In 2021, Venezuela's electricity consumption stood at roughly 311 watts per person, significantly below the global average of 412 watts per person. The majority of this electricity was generated from low-carbon sources. In fact, about 80% of the total, equivalent to 248 watts per person, came from low-carbon energy, with hydropower being the leading contributor at nearly 248 watts per person. Fossil energy, a significant contributor to carbon emissions, accounted for approximately 62 watts per person. Clean energy sources like wind and solar contributed relatively minor amounts, at 0.34 and 0.01 watts per person, respectively. This relatively low overall consumption compared to the global average could affect socio-economic development in the country since access to reliable electricity is crucial for industries, commercial businesses, and households. Despite these domestic consumption levels, Venezuela is a net exporter of electricity.
Having examined successful models in other countries, Venezuela can enhance its low-carbon electricity generation by tapping more into nuclear and wind power. For instance, Sweden and France generate high amounts of electricity from nuclear energy, at 559 and 526 watts per person respectively, showing its potential for high-capacity electricity generation. Given Venezuela’s tropical climate and vast coastlines, the country might also consider emulating successful wind power generations like Denmark, which produces almost 369 watts per person from wind. Other similar countries, like Uruguay with 160 watts per person generated from wind, present good models for clean energy growth.

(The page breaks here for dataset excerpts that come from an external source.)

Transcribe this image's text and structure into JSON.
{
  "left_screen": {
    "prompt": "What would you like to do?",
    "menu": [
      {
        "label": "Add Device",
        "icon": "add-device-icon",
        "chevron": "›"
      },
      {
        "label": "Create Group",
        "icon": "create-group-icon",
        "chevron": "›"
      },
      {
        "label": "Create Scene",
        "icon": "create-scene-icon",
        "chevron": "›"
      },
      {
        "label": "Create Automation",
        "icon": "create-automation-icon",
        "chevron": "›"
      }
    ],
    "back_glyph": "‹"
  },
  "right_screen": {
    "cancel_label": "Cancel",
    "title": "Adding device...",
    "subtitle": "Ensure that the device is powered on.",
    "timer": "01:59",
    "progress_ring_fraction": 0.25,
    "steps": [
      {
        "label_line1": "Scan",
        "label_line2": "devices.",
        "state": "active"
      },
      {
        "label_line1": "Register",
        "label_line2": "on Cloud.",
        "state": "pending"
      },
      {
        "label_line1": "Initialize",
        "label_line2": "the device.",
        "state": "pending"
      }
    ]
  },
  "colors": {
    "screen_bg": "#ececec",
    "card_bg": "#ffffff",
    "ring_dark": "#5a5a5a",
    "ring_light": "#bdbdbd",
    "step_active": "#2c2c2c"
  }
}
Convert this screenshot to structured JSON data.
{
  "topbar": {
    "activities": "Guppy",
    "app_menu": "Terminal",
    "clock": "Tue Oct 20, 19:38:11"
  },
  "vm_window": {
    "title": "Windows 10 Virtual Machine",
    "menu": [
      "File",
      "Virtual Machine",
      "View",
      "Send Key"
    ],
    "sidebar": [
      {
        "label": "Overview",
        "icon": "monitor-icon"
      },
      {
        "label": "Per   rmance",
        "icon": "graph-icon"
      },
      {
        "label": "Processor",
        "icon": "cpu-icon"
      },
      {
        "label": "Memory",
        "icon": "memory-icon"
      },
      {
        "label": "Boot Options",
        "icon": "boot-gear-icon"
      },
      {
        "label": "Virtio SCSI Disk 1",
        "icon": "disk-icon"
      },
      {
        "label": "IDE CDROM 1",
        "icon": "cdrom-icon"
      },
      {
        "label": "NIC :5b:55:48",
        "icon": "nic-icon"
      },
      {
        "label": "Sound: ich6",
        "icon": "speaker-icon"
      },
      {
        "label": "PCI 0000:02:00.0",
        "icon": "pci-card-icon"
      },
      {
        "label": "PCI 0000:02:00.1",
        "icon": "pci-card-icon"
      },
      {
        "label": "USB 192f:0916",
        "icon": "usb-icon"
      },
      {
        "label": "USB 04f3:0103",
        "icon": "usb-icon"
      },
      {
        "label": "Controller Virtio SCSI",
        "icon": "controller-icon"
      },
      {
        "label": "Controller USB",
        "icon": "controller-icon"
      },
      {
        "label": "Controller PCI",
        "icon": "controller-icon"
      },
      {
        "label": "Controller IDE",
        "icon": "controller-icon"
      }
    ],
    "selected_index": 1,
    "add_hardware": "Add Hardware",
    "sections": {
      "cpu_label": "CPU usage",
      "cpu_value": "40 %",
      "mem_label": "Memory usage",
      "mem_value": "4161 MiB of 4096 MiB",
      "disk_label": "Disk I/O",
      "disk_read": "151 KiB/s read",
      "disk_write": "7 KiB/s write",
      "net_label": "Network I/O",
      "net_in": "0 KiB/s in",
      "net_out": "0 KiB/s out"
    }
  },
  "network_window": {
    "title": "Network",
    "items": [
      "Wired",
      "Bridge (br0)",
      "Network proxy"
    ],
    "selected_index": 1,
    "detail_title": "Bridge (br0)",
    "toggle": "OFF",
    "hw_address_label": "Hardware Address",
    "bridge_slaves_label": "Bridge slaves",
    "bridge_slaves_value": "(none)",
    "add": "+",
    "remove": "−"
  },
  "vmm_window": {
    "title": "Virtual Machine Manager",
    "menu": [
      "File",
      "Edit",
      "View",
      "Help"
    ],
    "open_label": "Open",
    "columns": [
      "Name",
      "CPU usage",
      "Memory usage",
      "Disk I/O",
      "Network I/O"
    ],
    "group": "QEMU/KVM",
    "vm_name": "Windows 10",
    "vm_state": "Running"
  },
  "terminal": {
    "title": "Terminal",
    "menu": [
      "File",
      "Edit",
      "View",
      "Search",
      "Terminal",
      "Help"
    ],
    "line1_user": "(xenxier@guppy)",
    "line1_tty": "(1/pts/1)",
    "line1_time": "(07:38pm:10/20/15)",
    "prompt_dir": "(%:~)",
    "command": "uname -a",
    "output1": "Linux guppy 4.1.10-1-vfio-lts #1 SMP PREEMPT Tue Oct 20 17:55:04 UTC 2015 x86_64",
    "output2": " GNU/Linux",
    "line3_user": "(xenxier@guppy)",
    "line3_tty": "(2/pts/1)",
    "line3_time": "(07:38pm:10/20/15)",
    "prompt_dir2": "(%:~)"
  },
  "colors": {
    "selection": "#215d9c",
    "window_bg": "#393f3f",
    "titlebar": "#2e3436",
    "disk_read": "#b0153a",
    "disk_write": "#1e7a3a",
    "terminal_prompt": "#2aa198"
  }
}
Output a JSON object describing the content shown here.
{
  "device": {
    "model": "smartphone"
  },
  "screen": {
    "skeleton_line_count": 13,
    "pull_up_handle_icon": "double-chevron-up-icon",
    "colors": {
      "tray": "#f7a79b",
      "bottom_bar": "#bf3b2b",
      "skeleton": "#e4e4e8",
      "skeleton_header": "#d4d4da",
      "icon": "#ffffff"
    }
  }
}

Venezuela's history with low-carbon electricity is mainly tied to the use of hydroelectric power. Significant increases in hydroelectric generation were recorded consistently from the mid-1980s towards the end of the century, with the most notable surge of 9.5 TWh occurring in 2004. The new millennium, however, heralded a more volatile era for hydroelectric power in Venezuela. From 2010 onwards, the country experienced periods of decline in hydroelectric generation, with sharp falls of 19.3 TWh in 2014 and by 11.9 TWh in 2016 and 2018 respectively. Inspite of this, there were also years of considerable growth, such as the increase of 10.6 TWh in 2015 and a remarkable rebound with an increase of 11.6 TWh in 2020.